Face aux problèmes croissants liés aux droits d’auteur qui touchent les plateformes d’IA générative, Google n’est pas la seule entreprise d’IA à prendre une telle initiative. Getty Images est même allé plus loin. Plutôt que de garantir à ses clients de couvrir leurs procès pour droit d’auteur, l’entreprise a lancé un outil entraîné à partir de sa propre bibliothèque d’images (lire Qant du 27 septembre). Elle garantit ainsi le plein respect des droits d’auteur et l’indemnisation des ayants droit. Microsoft (lire Qant du 11 septembre) et Adobe (lire Qant du 15 septembre) ont également annoncé qu’ils assumeraient les responsabilités juridiques pour certains de leurs produits en cas d’atteinte aux droits d’auteur. Ces préoccupations juridiques sont d’autant plus pertinentes que de nombreuses plaintes sont déposées contre différentes sociétés pour violation présumée des droits d’auteur, y compris par des auteurs renommés tels que George R.R. Martin et John Grisham.

Étendue

Pour les géants de la tech, l’argument est évident : contrairement aux start-ups, ils ont les moyens d’assumer les frais juridiques de leurs clients. “ Dans le cas de Getty, la valeur juridique est entière.
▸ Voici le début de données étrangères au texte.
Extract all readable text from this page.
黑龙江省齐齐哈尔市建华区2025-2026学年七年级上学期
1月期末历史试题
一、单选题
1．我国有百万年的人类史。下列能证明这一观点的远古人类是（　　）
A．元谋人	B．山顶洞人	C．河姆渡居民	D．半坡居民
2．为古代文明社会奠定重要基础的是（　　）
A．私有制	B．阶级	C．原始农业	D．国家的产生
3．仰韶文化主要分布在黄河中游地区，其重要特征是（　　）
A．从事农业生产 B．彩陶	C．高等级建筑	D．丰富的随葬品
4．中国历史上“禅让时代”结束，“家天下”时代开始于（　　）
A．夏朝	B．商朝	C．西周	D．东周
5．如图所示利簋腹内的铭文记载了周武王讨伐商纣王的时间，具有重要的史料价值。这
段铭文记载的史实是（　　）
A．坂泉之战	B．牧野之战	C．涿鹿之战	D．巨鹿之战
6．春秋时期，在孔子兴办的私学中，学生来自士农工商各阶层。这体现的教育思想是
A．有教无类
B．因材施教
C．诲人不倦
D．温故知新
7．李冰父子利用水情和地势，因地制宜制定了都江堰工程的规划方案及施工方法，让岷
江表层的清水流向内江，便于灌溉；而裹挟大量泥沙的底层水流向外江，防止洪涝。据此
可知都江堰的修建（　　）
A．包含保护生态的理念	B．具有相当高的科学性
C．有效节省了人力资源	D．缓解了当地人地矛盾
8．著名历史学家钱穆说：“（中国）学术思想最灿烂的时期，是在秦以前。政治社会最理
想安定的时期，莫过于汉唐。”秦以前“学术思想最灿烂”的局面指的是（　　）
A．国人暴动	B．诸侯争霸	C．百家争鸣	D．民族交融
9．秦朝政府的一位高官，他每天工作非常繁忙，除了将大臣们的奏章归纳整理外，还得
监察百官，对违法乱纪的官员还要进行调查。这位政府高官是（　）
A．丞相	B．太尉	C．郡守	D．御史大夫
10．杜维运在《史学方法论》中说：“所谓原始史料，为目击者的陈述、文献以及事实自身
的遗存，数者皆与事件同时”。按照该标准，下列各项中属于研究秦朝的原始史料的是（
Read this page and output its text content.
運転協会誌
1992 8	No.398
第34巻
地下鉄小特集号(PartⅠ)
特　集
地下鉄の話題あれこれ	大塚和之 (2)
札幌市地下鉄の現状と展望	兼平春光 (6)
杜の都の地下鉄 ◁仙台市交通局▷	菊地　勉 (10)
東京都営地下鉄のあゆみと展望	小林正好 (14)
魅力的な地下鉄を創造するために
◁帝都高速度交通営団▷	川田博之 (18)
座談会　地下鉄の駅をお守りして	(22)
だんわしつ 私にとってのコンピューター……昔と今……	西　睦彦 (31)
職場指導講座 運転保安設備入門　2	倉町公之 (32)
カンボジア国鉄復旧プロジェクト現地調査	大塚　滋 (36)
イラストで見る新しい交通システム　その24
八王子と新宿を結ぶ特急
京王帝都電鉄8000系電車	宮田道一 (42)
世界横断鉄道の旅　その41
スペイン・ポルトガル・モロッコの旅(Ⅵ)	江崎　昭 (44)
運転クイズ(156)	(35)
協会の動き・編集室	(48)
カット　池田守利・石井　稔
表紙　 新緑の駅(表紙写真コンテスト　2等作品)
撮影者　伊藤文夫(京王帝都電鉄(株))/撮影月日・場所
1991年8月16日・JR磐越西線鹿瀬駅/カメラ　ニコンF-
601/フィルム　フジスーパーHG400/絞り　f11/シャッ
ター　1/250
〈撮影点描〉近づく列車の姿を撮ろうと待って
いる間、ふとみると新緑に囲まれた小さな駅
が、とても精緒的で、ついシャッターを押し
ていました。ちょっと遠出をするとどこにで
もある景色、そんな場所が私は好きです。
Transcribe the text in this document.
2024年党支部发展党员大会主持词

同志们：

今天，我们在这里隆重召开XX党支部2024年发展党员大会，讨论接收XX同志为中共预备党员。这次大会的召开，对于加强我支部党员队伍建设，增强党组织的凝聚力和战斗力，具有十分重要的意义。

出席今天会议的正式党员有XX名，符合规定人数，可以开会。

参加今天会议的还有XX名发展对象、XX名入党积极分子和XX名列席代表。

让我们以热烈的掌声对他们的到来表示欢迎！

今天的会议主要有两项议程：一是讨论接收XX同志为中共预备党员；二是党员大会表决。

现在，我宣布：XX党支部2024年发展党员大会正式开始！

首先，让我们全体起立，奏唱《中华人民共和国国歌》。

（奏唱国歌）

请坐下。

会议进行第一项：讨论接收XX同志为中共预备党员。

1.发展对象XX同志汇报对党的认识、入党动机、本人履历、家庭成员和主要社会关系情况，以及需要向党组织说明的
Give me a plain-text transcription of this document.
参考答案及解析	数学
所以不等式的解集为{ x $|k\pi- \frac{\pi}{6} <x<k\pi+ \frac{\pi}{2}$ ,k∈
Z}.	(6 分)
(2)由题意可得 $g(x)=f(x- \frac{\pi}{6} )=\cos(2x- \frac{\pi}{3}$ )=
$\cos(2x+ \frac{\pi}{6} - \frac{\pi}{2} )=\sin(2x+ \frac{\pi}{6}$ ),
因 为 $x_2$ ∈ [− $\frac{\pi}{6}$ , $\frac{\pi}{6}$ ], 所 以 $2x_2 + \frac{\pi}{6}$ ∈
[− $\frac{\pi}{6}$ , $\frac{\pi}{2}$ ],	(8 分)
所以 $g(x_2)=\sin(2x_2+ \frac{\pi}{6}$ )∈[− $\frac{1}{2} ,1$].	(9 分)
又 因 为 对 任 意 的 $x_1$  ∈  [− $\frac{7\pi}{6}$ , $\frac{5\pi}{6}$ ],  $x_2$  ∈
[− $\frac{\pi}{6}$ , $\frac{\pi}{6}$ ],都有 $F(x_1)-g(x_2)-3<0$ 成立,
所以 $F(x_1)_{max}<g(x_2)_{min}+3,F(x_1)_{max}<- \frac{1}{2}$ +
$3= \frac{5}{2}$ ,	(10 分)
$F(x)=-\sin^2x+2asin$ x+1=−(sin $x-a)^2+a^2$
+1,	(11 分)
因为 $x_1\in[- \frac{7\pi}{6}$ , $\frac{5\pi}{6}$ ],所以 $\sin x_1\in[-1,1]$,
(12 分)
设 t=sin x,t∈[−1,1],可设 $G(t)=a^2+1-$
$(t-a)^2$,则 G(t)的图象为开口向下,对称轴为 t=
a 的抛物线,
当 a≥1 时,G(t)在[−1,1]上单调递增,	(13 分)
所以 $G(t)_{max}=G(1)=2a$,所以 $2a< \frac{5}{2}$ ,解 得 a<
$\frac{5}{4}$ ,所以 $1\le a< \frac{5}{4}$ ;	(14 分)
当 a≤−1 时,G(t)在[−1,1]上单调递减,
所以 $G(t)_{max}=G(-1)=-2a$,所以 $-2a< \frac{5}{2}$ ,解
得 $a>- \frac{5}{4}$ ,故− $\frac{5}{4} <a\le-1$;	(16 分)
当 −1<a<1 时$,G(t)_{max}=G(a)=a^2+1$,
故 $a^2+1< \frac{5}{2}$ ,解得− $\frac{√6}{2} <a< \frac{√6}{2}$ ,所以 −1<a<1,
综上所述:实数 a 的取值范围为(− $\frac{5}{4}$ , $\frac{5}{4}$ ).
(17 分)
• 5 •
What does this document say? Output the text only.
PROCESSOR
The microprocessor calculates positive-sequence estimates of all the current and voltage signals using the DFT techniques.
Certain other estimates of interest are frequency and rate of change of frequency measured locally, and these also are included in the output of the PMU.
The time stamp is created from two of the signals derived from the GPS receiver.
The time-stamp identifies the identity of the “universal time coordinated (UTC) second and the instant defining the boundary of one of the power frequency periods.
Getty a des droits sur les images qu’elle utilise” expliquait jeudi 12 octobre Gilles Rouvier, managing partner chez Lawways à l’occasion de l’évènement “IA : créer des champions français”. Pour les trois autres, des conditions s’appliquent. Ainsi, la protection de Microsoft s’applique tant que les clients utilisent les mesures de sécurité et les filtres de contenu intégrés aux produits de l’entreprise. Google de son côté sépare deux cas : les données d’entraînement et le contenu généré par ses outils. “Notre indemnité couvre toute allégation selon laquelle l’utilisation par Google des données d’entraînement pour créer l’un de nos modèles utilisés par un service d’IA générative enfreint le droit de propriété intellectuelle d’un tiers” explique l’entreprise. Concernant le contenu généré, Google apporte une nuance : “Cette indemnité ne s’applique que si vous n’avez pas intentionnellement cherché à créer ou utiliser du contenu généré pour violer les droits d’autrui, et si vous utilisez des outils existants et émergents, par exemple pour citer des sources”. Payer, oui, mais pas à n’importe quelle condition.